The breaks include charitable deductions and mortgage debt forgiveness for individuals, a credit that rewards businesses for hiring diverse workers, a wind energy credit, and breaks for small businesses that incentivize investment.
There is consensus that some of them, such as a break for racehorse owners and a $15 million deduction for film productions 387 million in 2015 — estimated to cost taxpayers $460 million in 2015 — should go. But Congress has routinely avoided sorting through the mess and “temporarily” re-extended all of the breaks.
House Ways and Means Republicans approved legislation in April to make six of the breaks that have broad bipartisan support permanent, and would like to extend others, but Democrats are opposed and say the permanent breaks are too expensive and “fiscally irresponsible.”
“If we extend policy for 30 years, we ought to make it permanent,” said House Ways and Means Chair Dave Camp, according to The Hill, after approving the permanent breaks. “One of the problems facing a lot of job creators is the uncertainty of our tax laws.”

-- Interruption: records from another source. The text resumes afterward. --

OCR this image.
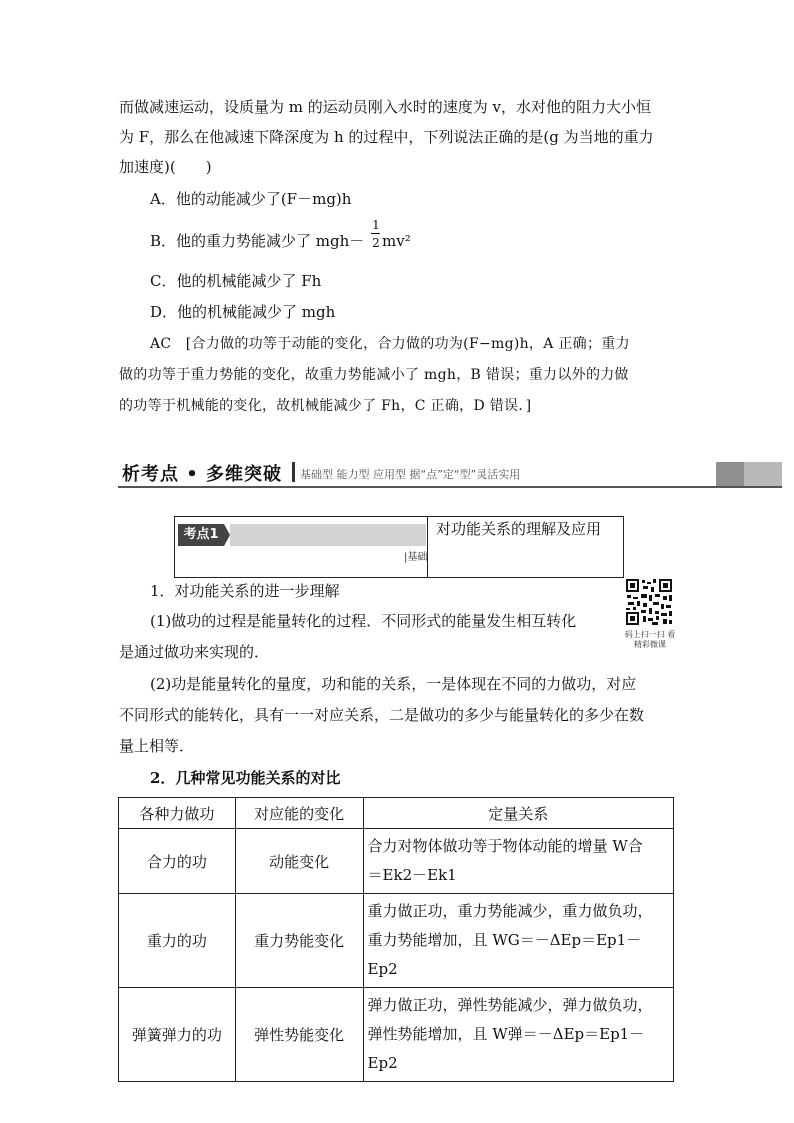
而做减速运动，设质量为 m 的运动员刚入水时的速度为 v，水对他的阻力大小恒
为 F，那么在他减速下降深度为 h 的过程中，下列说法正确的是(g 为当地的重力
加速度)(　　)
A．他的动能减少了(F－mg)h
B．他的重力势能减少了 mgh－
1
2 mv²
C．他的机械能减少了 Fh
D．他的机械能减少了 mgh
AC　[合力做的功等于动能的变化，合力做的功为(F−mg)h，A 正确；重力
做的功等于重力势能的变化，故重力势能减小了 mgh，B 错误；重力以外的力做
的功等于机械能的变化，故机械能减少了 Fh，C 正确，D 错误．]
析考点 • 多维突破 基础型 能力型 应用型 据“点”定“型”灵活实用
考点1
|基础
对功能关系的理解及应用
码上扫一扫 看精彩微课
1．对功能关系的进一步理解
(1)做功的过程是能量转化的过程．不同形式的能量发生相互转化
是通过做功来实现的．
(2)功是能量转化的量度，功和能的关系，一是体现在不同的力做功，对应
不同形式的能转化，具有一一对应关系，二是做功的多少与能量转化的多少在数
量上相等．
2．几种常见功能关系的对比
各种力做功	对应能的变化	定量关系
合力的功	动能变化	合力对物体做功等于物体动能的增量 W合
＝Ek2－Ek1

重力的功	重力势能变化	重力做正功，重力势能减少，重力做负功，
重力势能增加，且 WG＝－ΔEp＝Ep1－Ep2

弹簧弹力的功	弹性势能变化	弹力做正功，弹性势能减少，弹力做负功，
弹性势能增加，且 W弹＝－ΔEp＝Ep1－Ep2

The Senate Finance Committee approved a bill that would extend all of the breaks for another two years, at an estimated cost of about $84 billion over the next ten years. By contrast, House Republicans plan would cost upwards of $300 billion over the next ten years.
The Senate’s bill is deceptively cheaper, because the Congressional Budget Office assumes the breaks are temporary in estimating the cost, even though most of them have been renewed repeatedly and will likely be renewed again.
“We need to get out of this trap of temporarily extending policy and letting it expire,” Camp added. “That is the worst of all worlds, and I’m going to do everything I can to try to move this issue forward.”
Congress has had nearly two years to consider the merits of the individual tax breaks and figure out what to do with them, but Democrat Sen. Ron Wyden, Senate Finance Committee chair, says extending the breaks is necessary at this point, and may really be temporary this time.
“The reason you do comprehensive, bipartisan tax reform is that’s the place where you put the spotlight on each and every one of these provisions,” he told The New York Times. “You can’t do that in the space of 11 days.”
Since comprehensive tax reform is unlikely in the next two years, the tax breaks will likely be extended this year, and again by a Republican Congress in 2016.